The fertiliser is applied in autumn and spring (about 1000 litres covers the whole farm) and the soil is aerated frequently.
Jordan said the pastures now had more bulk, were nutrient-dense and grew with a hint of rain.
"These dry years have shown us just how important diversity is; in tough seasons, one plant always comes through. The pigs are pretty handy at cleaning up marshmallow, nettle and capeweed and are turned loose on paddocks for a month at a time to eradicate weeds.
"It does take time out of (pasture) production, but the inputs are far less."
Otherwise, the free-range piggery occupies 10ha of the farm and is moved - hutches, troughs and all - every 12 to 18 months.
A traditional, heritage breed, the Large Black has its origins in the Old English hog, which dates back to the 16th century.

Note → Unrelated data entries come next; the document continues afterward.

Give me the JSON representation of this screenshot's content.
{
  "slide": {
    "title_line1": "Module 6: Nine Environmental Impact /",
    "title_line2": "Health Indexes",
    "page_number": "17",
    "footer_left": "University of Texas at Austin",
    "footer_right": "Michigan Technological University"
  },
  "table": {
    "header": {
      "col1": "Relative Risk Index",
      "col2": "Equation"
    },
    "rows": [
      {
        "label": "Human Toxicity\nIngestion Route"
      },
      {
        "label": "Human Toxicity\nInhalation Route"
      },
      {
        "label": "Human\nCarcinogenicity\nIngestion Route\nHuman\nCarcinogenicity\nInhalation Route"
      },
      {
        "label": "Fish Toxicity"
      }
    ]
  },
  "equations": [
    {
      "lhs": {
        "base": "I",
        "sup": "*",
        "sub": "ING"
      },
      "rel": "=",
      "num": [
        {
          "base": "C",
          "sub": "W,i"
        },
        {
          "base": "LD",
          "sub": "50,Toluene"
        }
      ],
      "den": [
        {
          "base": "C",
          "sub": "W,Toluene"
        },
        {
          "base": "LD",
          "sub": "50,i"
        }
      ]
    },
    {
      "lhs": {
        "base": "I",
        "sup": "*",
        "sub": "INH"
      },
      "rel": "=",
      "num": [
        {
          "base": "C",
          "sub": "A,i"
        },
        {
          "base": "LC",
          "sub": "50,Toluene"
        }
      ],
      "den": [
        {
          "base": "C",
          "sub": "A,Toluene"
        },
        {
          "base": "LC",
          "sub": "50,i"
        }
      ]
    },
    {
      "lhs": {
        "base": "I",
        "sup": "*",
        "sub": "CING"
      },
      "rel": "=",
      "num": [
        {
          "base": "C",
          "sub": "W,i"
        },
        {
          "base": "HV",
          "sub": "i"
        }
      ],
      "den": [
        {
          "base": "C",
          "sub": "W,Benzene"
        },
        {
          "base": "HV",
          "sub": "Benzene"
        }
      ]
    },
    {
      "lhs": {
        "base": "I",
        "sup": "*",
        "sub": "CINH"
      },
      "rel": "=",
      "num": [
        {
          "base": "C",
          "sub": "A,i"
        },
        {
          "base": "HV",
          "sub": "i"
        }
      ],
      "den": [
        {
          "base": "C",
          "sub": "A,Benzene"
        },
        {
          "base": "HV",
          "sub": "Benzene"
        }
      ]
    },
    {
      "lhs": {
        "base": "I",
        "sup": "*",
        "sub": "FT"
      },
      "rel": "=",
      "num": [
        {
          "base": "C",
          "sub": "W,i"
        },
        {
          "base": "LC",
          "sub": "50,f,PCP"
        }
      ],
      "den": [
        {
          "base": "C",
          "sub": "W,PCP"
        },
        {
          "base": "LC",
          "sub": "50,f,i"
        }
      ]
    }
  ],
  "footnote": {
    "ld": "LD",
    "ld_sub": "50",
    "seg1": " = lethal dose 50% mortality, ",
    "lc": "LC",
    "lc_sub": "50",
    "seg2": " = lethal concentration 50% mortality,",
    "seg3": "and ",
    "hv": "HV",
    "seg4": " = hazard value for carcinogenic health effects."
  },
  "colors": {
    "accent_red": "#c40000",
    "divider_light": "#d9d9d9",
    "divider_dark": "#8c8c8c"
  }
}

It's believed the first Large Blacks were farmed in Australia around the start of last century and they have earned a reputation for being good milkers and mothers.
Their dark skin and coat are able to withstand Australian temperatures outdoors.
"They are purebred and slower-growing animals. To grow out to 60-70kg takes eight to 10 months," Jordan said.
"That's partly why we don't compromise on being free range."
Much larger than most commercial pigs, the Large Black is an excellent forager, so the Grassers use nose-rings to prevent their pigs from turning the soil over and destroying the pastures.
The ring causes the pig little discomfort, but it means the farm can't be certified organic.
"If I didn't use nose rings, they would be living in a dust bowl in summer and a mud pit in winter," Jordan said.
Otherwise, all the feed is free of genetically modified materials and the pigs are not treated with vaccines or antibiotics.
"I wouldn't impinge anything further on them (than nose-rings) but it's necessary to farm free-range and maintain pastures and soil health.
"We do fall between the cracks (for organic certification) but the main focus is on keeping our pork pasture-fed and truly free-range."
The pigs are processed at Giles Abattoir in Trafalgar, butchered by Val Gatti in Yarragon, and the pork sold, free of nitrates, at the Koonwarra farmers' market and at Melbourne farmers' markets.
A single pig, when accounting for prices of about $35/kg for the sweet cuts, can return $1000, proof that diversifying pays.
"The dry years have shown us it's too risky to only have a finger in one pot. To run an integrated farm is tough but we need the diversity on such a small farm."
"Our children help us grow food, pick it, and they know where it comes from. We believe in what we are doing, farming for the future."
How does that saying go? Happy as a pig in mud.